The outset of Exodus echoes the beginning of Genesis, and thereby frames the ensuing narrative as a new creation story. At the end of Scripture’s first chapter, God tells humanity, “Be fruitful (פרו; peru) and multiply (רבו; revu) and fill the land (מלאו את-הארץ; milu et-ha’arets)” (Genesis 1:28). Exodus shows that the Hebrews in Egypt fulfill God’s first command to human beings. After Joseph and his generation died, “The people of Israel were fruitful (פרו; paru) and multiplied (ירבו; yirbu)… and the land was filled (תמלא הארץ; timale ha’arets) with them” (Exodus 1:7). The beginning of Exodus repurposes the exact language of God’s command in Genesis in order to show the reader that what is about to unfold will be an instance of new creation.

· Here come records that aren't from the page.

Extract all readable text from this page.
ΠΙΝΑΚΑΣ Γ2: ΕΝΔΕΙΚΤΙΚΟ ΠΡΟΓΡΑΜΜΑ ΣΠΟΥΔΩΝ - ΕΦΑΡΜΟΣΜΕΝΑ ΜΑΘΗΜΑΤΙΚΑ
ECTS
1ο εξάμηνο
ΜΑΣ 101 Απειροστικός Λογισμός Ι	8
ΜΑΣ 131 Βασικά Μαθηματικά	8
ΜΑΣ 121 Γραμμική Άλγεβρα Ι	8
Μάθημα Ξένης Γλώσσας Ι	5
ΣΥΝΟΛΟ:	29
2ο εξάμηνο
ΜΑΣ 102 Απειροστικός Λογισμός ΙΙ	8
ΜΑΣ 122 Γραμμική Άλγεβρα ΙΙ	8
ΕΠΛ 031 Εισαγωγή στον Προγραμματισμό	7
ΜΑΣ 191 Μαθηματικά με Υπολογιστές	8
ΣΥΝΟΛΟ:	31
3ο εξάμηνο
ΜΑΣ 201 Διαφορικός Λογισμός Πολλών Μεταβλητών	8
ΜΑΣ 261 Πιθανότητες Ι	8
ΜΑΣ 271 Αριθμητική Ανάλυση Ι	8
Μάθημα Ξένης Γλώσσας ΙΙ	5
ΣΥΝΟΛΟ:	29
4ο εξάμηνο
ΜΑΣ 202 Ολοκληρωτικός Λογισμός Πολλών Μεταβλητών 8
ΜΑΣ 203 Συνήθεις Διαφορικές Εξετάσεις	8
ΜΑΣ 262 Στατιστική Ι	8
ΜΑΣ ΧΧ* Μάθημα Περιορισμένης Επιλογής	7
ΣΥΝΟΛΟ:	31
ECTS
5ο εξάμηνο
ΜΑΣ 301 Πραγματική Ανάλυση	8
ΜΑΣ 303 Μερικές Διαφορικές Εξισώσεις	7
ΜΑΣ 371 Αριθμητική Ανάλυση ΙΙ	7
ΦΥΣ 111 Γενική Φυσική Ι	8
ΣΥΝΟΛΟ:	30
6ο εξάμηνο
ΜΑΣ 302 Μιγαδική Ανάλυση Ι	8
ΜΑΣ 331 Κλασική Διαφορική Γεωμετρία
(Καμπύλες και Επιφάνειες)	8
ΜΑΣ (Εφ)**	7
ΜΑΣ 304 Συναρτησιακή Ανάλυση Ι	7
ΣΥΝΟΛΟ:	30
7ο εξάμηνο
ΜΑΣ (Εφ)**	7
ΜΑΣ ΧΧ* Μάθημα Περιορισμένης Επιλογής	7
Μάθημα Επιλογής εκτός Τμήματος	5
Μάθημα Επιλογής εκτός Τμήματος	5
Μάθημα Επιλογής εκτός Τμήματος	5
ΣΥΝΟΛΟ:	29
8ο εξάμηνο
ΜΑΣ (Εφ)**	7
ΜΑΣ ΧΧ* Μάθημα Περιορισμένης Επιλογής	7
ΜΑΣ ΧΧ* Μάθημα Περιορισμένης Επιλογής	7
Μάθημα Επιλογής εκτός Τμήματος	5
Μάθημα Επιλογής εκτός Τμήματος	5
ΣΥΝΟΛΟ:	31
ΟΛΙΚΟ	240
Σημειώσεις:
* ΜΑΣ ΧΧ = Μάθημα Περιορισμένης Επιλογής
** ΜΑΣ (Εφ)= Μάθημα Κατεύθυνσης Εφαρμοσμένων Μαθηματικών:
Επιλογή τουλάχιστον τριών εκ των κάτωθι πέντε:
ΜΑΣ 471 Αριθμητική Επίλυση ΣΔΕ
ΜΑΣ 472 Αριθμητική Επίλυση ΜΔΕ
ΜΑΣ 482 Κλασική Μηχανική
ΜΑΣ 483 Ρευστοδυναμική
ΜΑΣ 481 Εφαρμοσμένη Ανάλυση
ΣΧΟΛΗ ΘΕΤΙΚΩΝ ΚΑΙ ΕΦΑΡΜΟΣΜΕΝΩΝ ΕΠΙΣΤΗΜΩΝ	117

Throughout the rest of Exodus, references to the sixth day of creation recur continually. For example, God provides two days’ worth of manna “on the sixth day” (ביום השׁישׁי; b’yom ha’shishi) so that the people will not need to gather food on the Sabbath (Exodus 16:5, 22, 29). When Moses receives the Torah on Sinai, God recalls creation again, declaring, “Six days (שׁשׁת ימים; sheshet yamim) you shall labor and do all your work, but the seventh day… you shall not do any work…. For in six days the Lord made the skies and the land, the seas, and all that is in them, and rested on the seventh day” (20:9-11; cf. 23:12). Such rest from labor also extends to the work of a Hebrew slave after “six years” (21:2) and to following “six years” of working the land with a fallow seventh year (23:10-11). Finally, the glory of the Lord covers Moses in a cloud for “six days” and God speaks to Moses on the seventh day (24:16).
All of these instances recall the sixth day of creation (and subsequent seventh-day rest) on which God fashioned human beings in the divine image. After this crowning creative achievement, “God saw everything that he had made and, behold, it was very good. And there was evening, and there was morning, the sixth day (יום השׁישׁי; yom ha’shihi)” (Genesis 1:31). Therefore, when “about six hundred thousand” emerge from Egypt (Exodus 12:37), the number provides another link to creation, and conveys the theological truth that freedom from slavery constitutes a new humanity in God’s chosen people.